O desafio

Com a sua direcção bem definida, o peixe navegava por entre a grande janela que o rodeava e que o guardava da morte certa. Lá dentro para além de ter os pequenos seixos que faziam de terra, havia uma alga que teimava em manter a sua verde cor. Ao peixe aborrecia-lhe a alga, pois esta, estendia-se até lá acima e não era por isso que lhe faltava água. Situação que, no caso do peixe seria fatal. Todo este cenário, que assenta numa folha de papel, podia bem dar uma artística fotografia mas não, é apenas o culminar de uma paixão, de um amor que se julgava durar para sempre, para todo o tempo.

No ano passado, a Cristina, nos aconchegantes dias de Setembro passava os fins da manhã à janela a desfrutar do pequeno-almoço com a perna a baloiçar à janela do primeiro andar. Num desses dias, quando o relógio lhe anunciou que estava na hora de baixar os estores, que era altura de tirar a perna da parede cor do Sol, um moço bem aparentado estava à sua espera à entrada da sua casa com um aquário na mão.
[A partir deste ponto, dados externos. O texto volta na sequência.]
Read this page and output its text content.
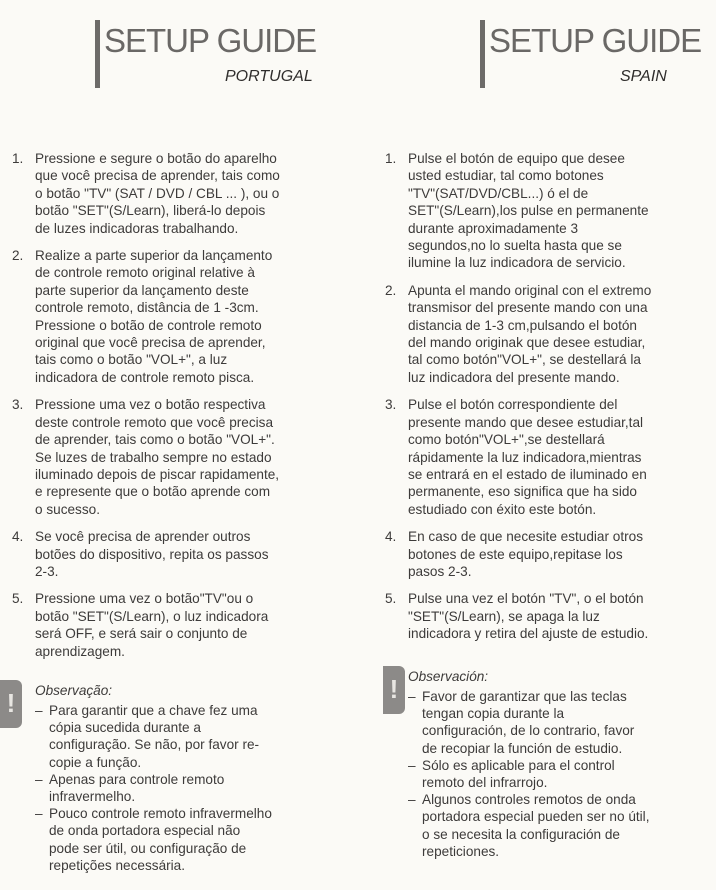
SETUP GUIDE
PORTUGAL
1. Pressione e segure o botão do aparelho
que você precisa de aprender, tais como
o botão "TV" (SAT / DVD / CBL ... ), ou o
botão "SET"(S/Learn), liberá-lo depois
de luzes indicadoras trabalhando.
2. Realize a parte superior da lançamento
de controle remoto original relative à
parte superior da lançamento deste
controle remoto, distância de 1 -3cm.
Pressione o botão de controle remoto
original que você precisa de aprender,
tais como o botão "VOL+", a luz
indicadora de controle remoto pisca.
3. Pressione uma vez o botão respectiva
deste controle remoto que você precisa
de aprender, tais como o botão "VOL+".
Se luzes de trabalho sempre no estado
iluminado depois de piscar rapidamente,
e represente que o botão aprende com
o sucesso.
4. Se você precisa de aprender outros
botões do dispositivo, repita os passos
2-3.
5. Pressione uma vez o botão"TV"ou o
botão "SET"(S/Learn), o luz indicadora
será OFF, e será sair o conjunto de
aprendizagem.
!	Observação:
– Para garantir que a chave fez uma
cópia sucedida durante a
configuração. Se não, por favor re-
copie a função.
– Apenas para controle remoto
infravermelho.
– Pouco controle remoto infravermelho
de onda portadora especial não
pode ser útil, ou configuração de
repetições necessária.
SETUP GUIDE
SPAIN
1. Pulse el botón de equipo que desee
usted estudiar, tal como botones
"TV"(SAT/DVD/CBL...) ó el de
SET"(S/Learn),los pulse en permanente
durante aproximadamente 3
segundos,no lo suelta hasta que se
ilumine la luz indicadora de servicio.
2. Apunta el mando original con el extremo
transmisor del presente mando con una
distancia de 1-3 cm,pulsando el botón
del mando originak que desee estudiar,
tal como botón"VOL+", se destellará la
luz indicadora del presente mando.
3. Pulse el botón correspondiente del
presente mando que desee estudiar,tal
como botón"VOL+",se destellará
rápidamente la luz indicadora,mientras
se entrará en el estado de iluminado en
permanente, eso significa que ha sido
estudiado con éxito este botón.
4. En caso de que necesite estudiar otros
botones de este equipo,repitase los
pasos 2-3.
5. Pulse una vez el botón "TV", o el botón
"SET"(S/Learn), se apaga la luz
indicadora y retira del ajuste de estudio.
! Observación:
– Favor de garantizar que las teclas
tengan copia durante la
configuración, de lo contrario, favor
de recopiar la función de estudio.
– Sólo es aplicable para el control
remoto del infrarrojo.
– Algunos controles remotos de onda
portadora especial pueden ser no útil,
o se necesita la configuración de
repeticiones.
Foi esta a prenda, a recordação que ela guarda, daquela paixão que inflamou o seu coração, quando os lábios dele afagaram os seus num beijo que jamais se esquecerá, para nunca, nunca mais se verem.

O Oitédio

O Aurélio é a pessoa mais aborrecida do mundo.

Descende de uma linhagem familiar já com oito gerações de pessoas chatas. Quando se encontram entre si, ou com outras pessoas, pouco falam. Ficam cabisbaixos, silenciosos, metidos consigo mesmos, os 0lhos no chão, em longas conversas interiores e secretas com os botões da camisa e as pedras da calçada. Poder-se-ia pensar ser impossível uma família destas existir: como se conhecem? como constroem relações? São perguntas ingénuas. Existe muita gente quase tão aborrecida como Aurélio e os seus antecessores, e têm uma capacidade especial de se reconhecer entre si, de construir momentos que mesmo se aborrecidos têm chamas de magia, e ao longo dos anos isso sempre chegou para foi juntando cada um dos oito casais da família.
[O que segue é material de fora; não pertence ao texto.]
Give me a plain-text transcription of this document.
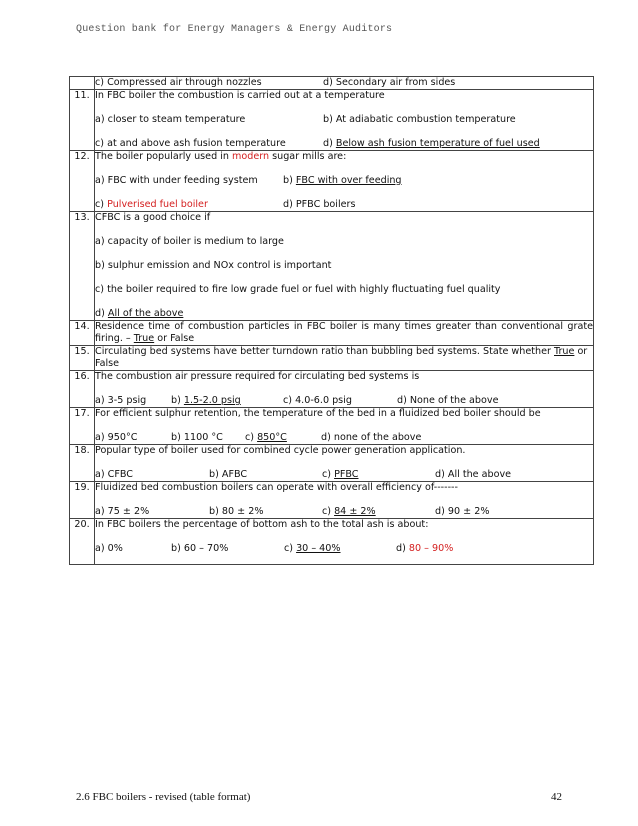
Question bank for Energy Managers & Energy Auditors

	c) Compressed air through nozzles d) Secondary air from sides

11.	In FBC boiler the combustion is carried out at a temperature

a) closer to steam temperature b) At adiabatic combustion temperature
c) at and above ash fusion temperature d) Below ash fusion temperature of fuel used

12.	The boiler popularly used in modern sugar mills are:

a) FBC with under feeding system b) FBC with over feeding
c) Pulverised fuel boiler d) PFBC boilers

13.	CFBC is a good choice if

a) capacity of boiler is medium to large
b) sulphur emission and NOx control is important
c) the boiler required to fire low grade fuel or fuel with highly fluctuating fuel quality
d) All of the above

14.	Residence time of combustion particles in FBC boiler is many times greater than conventional grate firing. – True or False

15.	Circulating bed systems have better turndown ratio than bubbling bed systems. State whether True or False

16.	The combustion air pressure required for circulating bed systems is

a) 3-5 psig b) 1.5-2.0 psig c) 4.0-6.0 psig d) None of the above

17.	For efficient sulphur retention, the temperature of the bed in a fluidized bed boiler should be

a) 950°C b) 1100 °C c) 850°C d) none of the above

18.	Popular type of boiler used for combined cycle power generation application.

a) CFBC b) AFBC c) PFBC d) All the above

19.	Fluidized bed combustion boilers can operate with overall efficiency of-------

a) 75 ± 2% b) 80 ± 2% c) 84 ± 2% d) 90 ± 2%

20.	In FBC boilers the percentage of bottom ash to the total ash is about:

a) 0% b) 60 – 70% c) 30 – 40% d) 80 – 90%
2.6 FBC boilers - revised (table format)	42
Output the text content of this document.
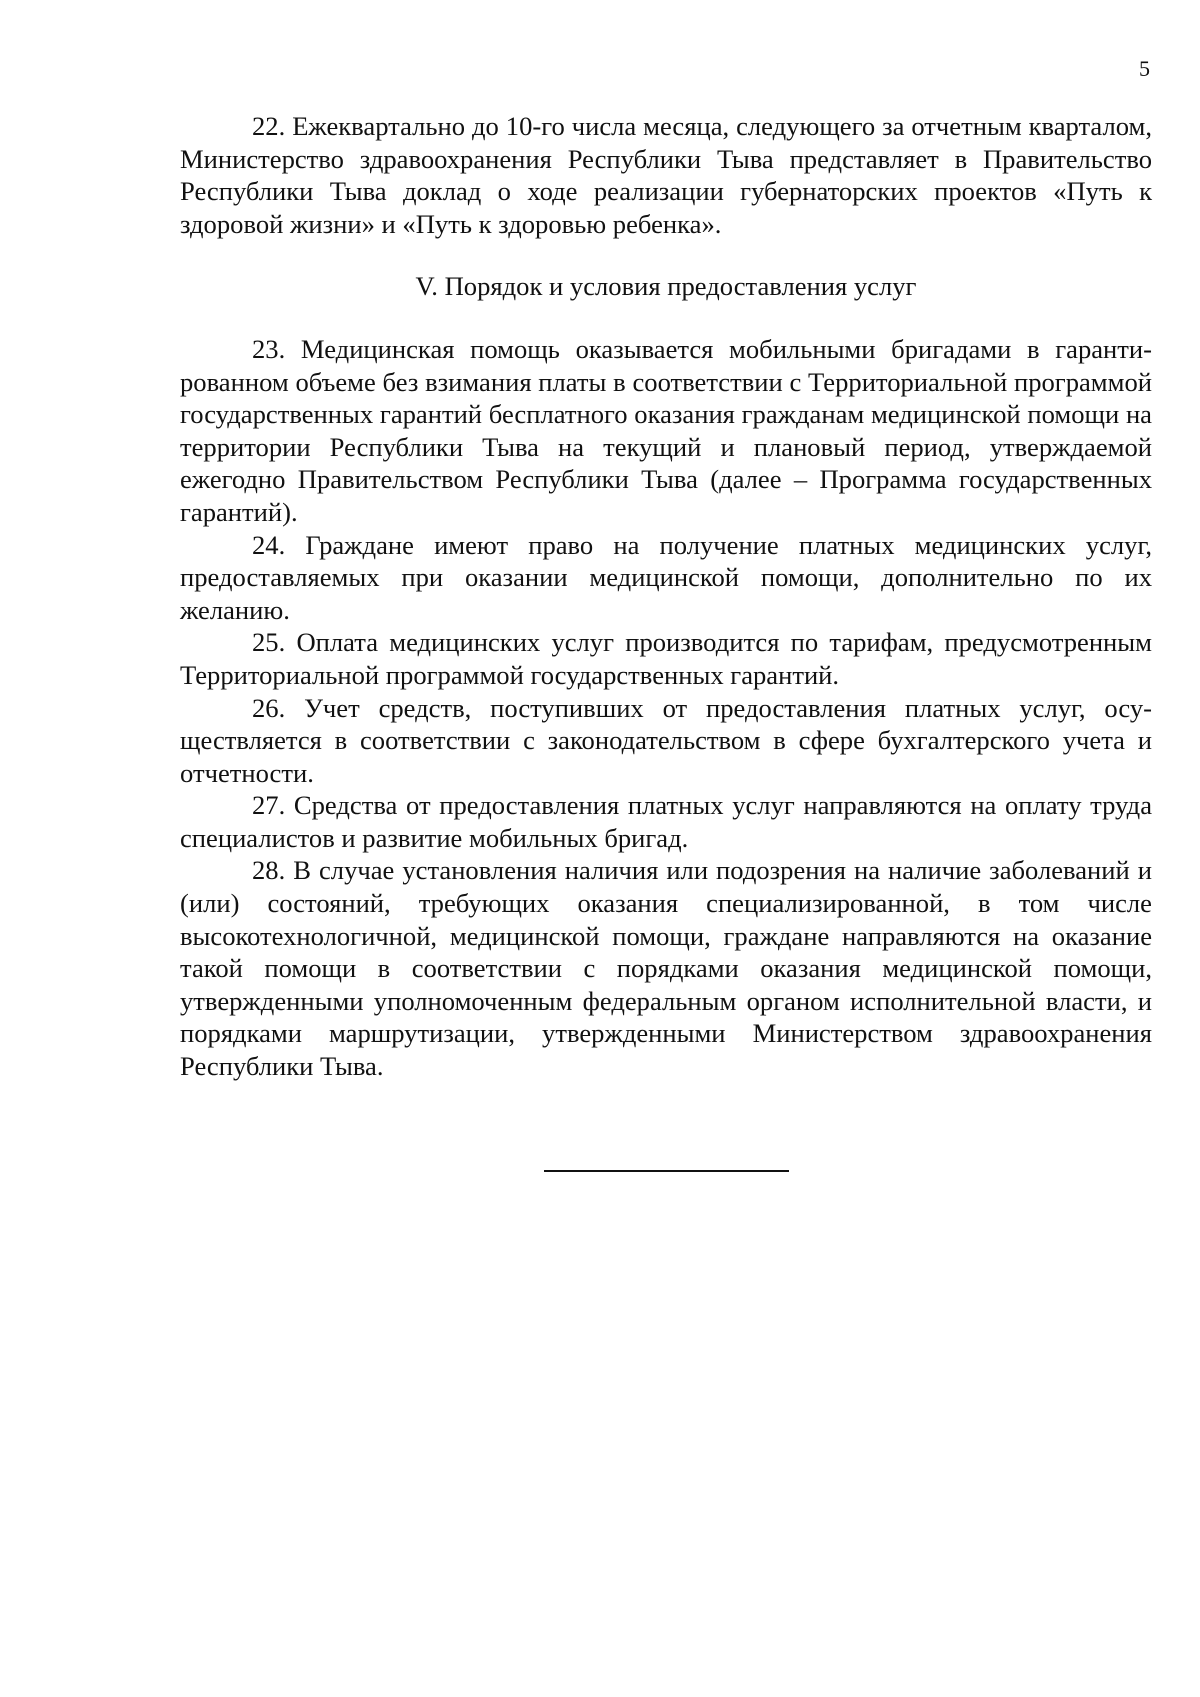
5

22. Ежеквартально до 10-го числа месяца, следующего за отчетным кварталом, Министерство здравоохранения Республики Тыва представляет в Правительство Республики Тыва доклад о ходе реализации губернаторских проектов «Путь к здоровой жизни» и «Путь к здоровью ребенка».

V. Порядок и условия предоставления услуг

23. Медицинская помощь оказывается мобильными бригадами в гарантированном объеме без взимания платы в соответствии с Территориальной программой государственных гарантий бесплатного оказания гражданам медицинской помощи на территории Республики Тыва на текущий и плановый период, утверждаемой ежегодно Правительством Республики Тыва (далее – Программа государственных гарантий).

24. Граждане имеют право на получение платных медицинских услуг, предоставляемых при оказании медицинской помощи, дополнительно по их желанию.

25. Оплата медицинских услуг производится по тарифам, предусмотренным Территориальной программой государственных гарантий.

26. Учет средств, поступивших от предоставления платных услуг, осуществляется в соответствии с законодательством в сфере бухгалтерского учета и отчетности.

27. Средства от предоставления платных услуг направляются на оплату труда специалистов и развитие мобильных бригад.

28. В случае установления наличия или подозрения на наличие заболеваний и (или) состояний, требующих оказания специализированной, в том числе высокотехнологичной, медицинской помощи, граждане направляются на оказание такой помощи в соответствии с порядками оказания медицинской помощи, утвержденными уполномоченным федеральным органом исполнительной власти, и порядками маршрутизации, утвержденными Министерством здравоохранения Республики Тыва.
Aurélio é especialmente entediante. A selecção natural apurou-lhe a capacidade de ser chato, ao longo dos anos. Um factor genético, certamente. Ao contrário dos pais e dos avós e dos bisavós, no entanto, Aurélio é chato não por falar demenos, mas por falar demais. Fala desde que acorda até que se deita, fala sozinho, fala monocordicamente, sabe tudo sobre tudo, tem opinião sobre tudo, leu tudo, ouviu falar de tudo. Mete conversa com pessoas na rua que não conhece, com a porteira, com o segurança, com o empregado do café, com um antigo colega da escola primária que não via há quase vinte anos, com a pessoa que espera o mesmo autocarro na mesma fila no mesmo dia de inverno em que está a chover e o dia está cinzento. Não há quem o possa ou consiga calar.
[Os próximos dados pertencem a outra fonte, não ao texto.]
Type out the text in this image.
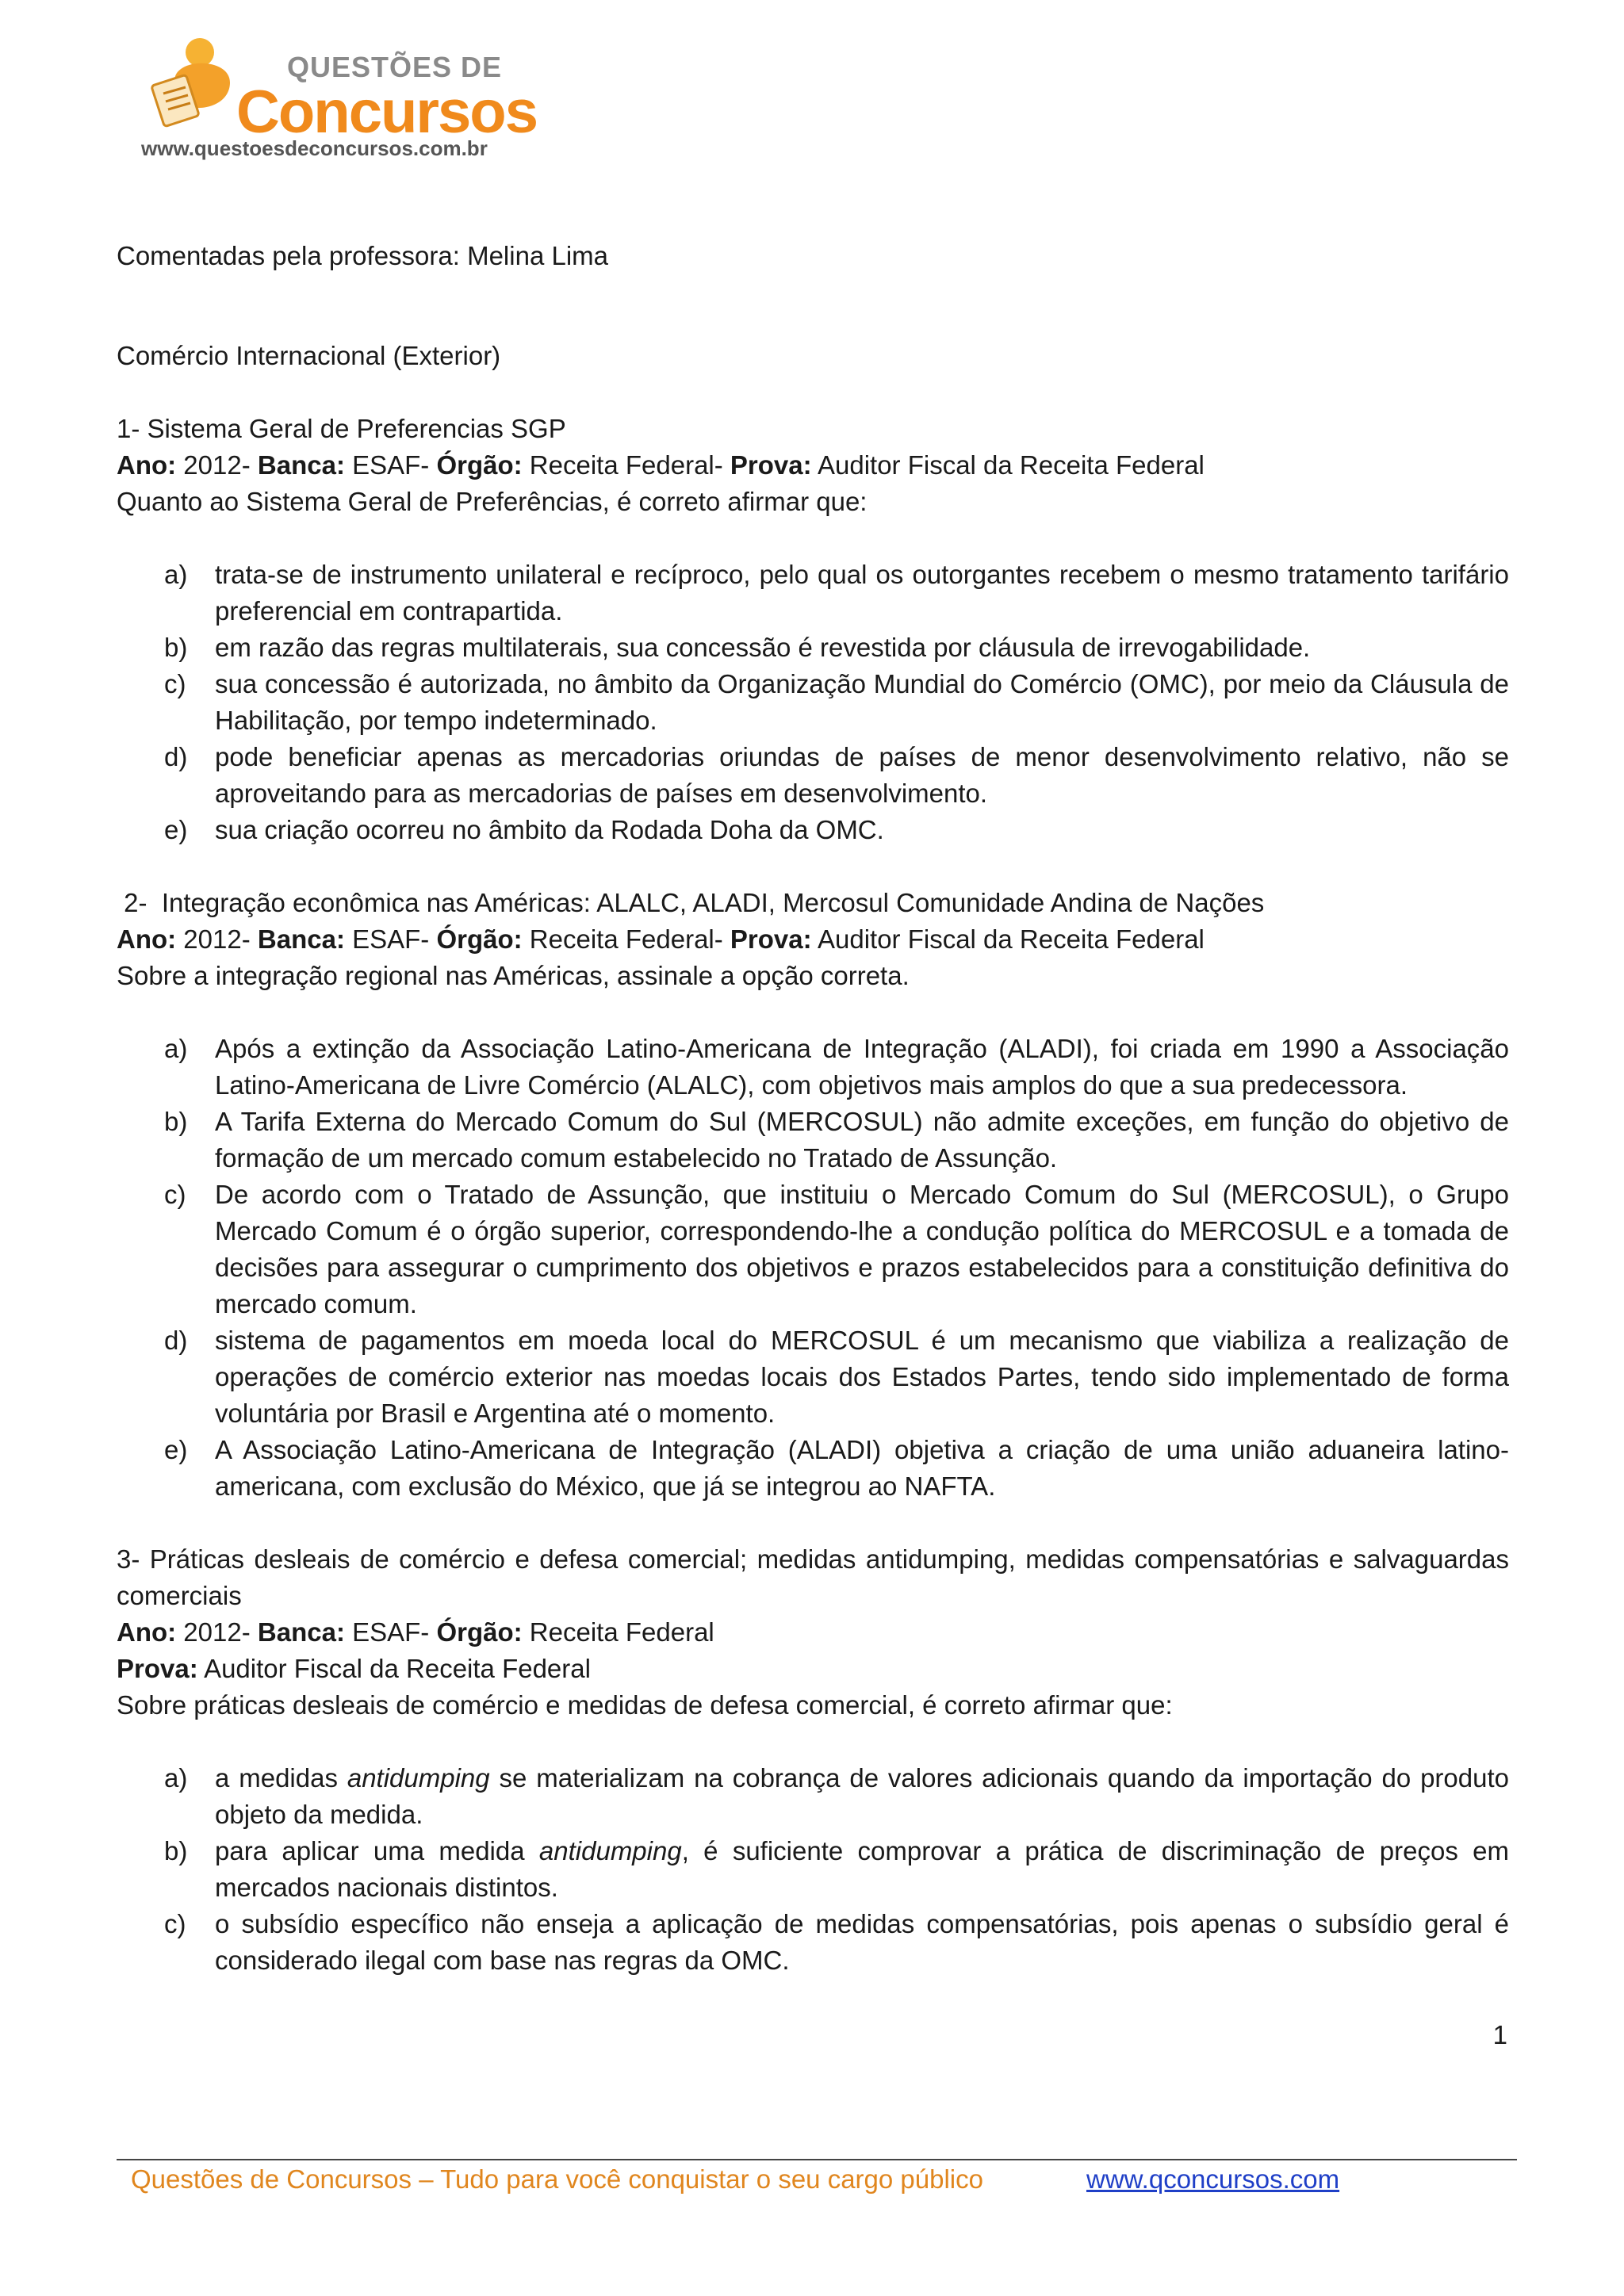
QUESTÕES DE
Concursos
www.questoesdeconcursos.com.br

Comentadas pela professora: Melina Lima

Comércio Internacional (Exterior)

1- Sistema Geral de Preferencias SGP

Ano: 2012- Banca: ESAF- Órgão: Receita Federal- Prova: Auditor Fiscal da Receita Federal

Quanto ao Sistema Geral de Preferências, é correto afirmar que:

a) trata-se de instrumento unilateral e recíproco, pelo qual os outorgantes recebem o mesmo tratamento tarifário preferencial em contrapartida.
b) em razão das regras multilaterais, sua concessão é revestida por cláusula de irrevogabilidade.
c) sua concessão é autorizada, no âmbito da Organização Mundial do Comércio (OMC), por meio da Cláusula de Habilitação, por tempo indeterminado.
d) pode beneficiar apenas as mercadorias oriundas de países de menor desenvolvimento relativo, não se aproveitando para as mercadorias de países em desenvolvimento.
e) sua criação ocorreu no âmbito da Rodada Doha da OMC.

2-  Integração econômica nas Américas: ALALC, ALADI, Mercosul Comunidade Andina de Nações

Ano: 2012- Banca: ESAF- Órgão: Receita Federal- Prova: Auditor Fiscal da Receita Federal

Sobre a integração regional nas Américas, assinale a opção correta.

a) Após a extinção da Associação Latino-Americana de Integração (ALADI), foi criada em 1990 a Associação Latino-Americana de Livre Comércio (ALALC), com objetivos mais amplos do que a sua predecessora.
b) A Tarifa Externa do Mercado Comum do Sul (MERCOSUL) não admite exceções, em função do objetivo de formação de um mercado comum estabelecido no Tratado de Assunção.
c) De acordo com o Tratado de Assunção, que instituiu o Mercado Comum do Sul (MERCOSUL), o Grupo Mercado Comum é o órgão superior, correspondendo-lhe a condução política do MERCOSUL e a tomada de decisões para assegurar o cumprimento dos objetivos e prazos estabelecidos para a constituição definitiva do mercado comum.
d) sistema de pagamentos em moeda local do MERCOSUL é um mecanismo que viabiliza a realização de operações de comércio exterior nas moedas locais dos Estados Partes, tendo sido implementado de forma voluntária por Brasil e Argentina até o momento.
e) A Associação Latino-Americana de Integração (ALADI) objetiva a criação de uma união aduaneira latino-americana, com exclusão do México, que já se integrou ao NAFTA.

3- Práticas desleais de comércio e defesa comercial; medidas antidumping, medidas compensatórias e salvaguardas comerciais

Ano: 2012- Banca: ESAF- Órgão: Receita Federal

Prova: Auditor Fiscal da Receita Federal

Sobre práticas desleais de comércio e medidas de defesa comercial, é correto afirmar que:

a) a medidas antidumping se materializam na cobrança de valores adicionais quando da importação do produto objeto da medida.
b) para aplicar uma medida antidumping, é suficiente comprovar a prática de discriminação de preços em mercados nacionais distintos.
c) o subsídio específico não enseja a aplicação de medidas compensatórias, pois apenas o subsídio geral é considerado ilegal com base nas regras da OMC.
1
Questões de Concursos – Tudo para você conquistar o seu cargo público	www.qconcursos.com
O Aurélio é muito inteligente, e já garantiu a propagação dos genes. Encontrou a mulher ideal para si, que fala desde ainda antes de ter acordado, e ainda está a falar já depois de ter adormecido. Dão-se muito bem, mesmo se não se ouvem um ao outro, só falam, e falam, e falam. Sobre seja o que for, seja onde for, seja com quem for.

Eu conheço o Aurélio, o verdadeiro. Na verdade, até conheço muitos Aurélios, e tu também. Qualquer um de nós pode ser um Aurélio. O meu medo, no entanto, é transformar-me num deles.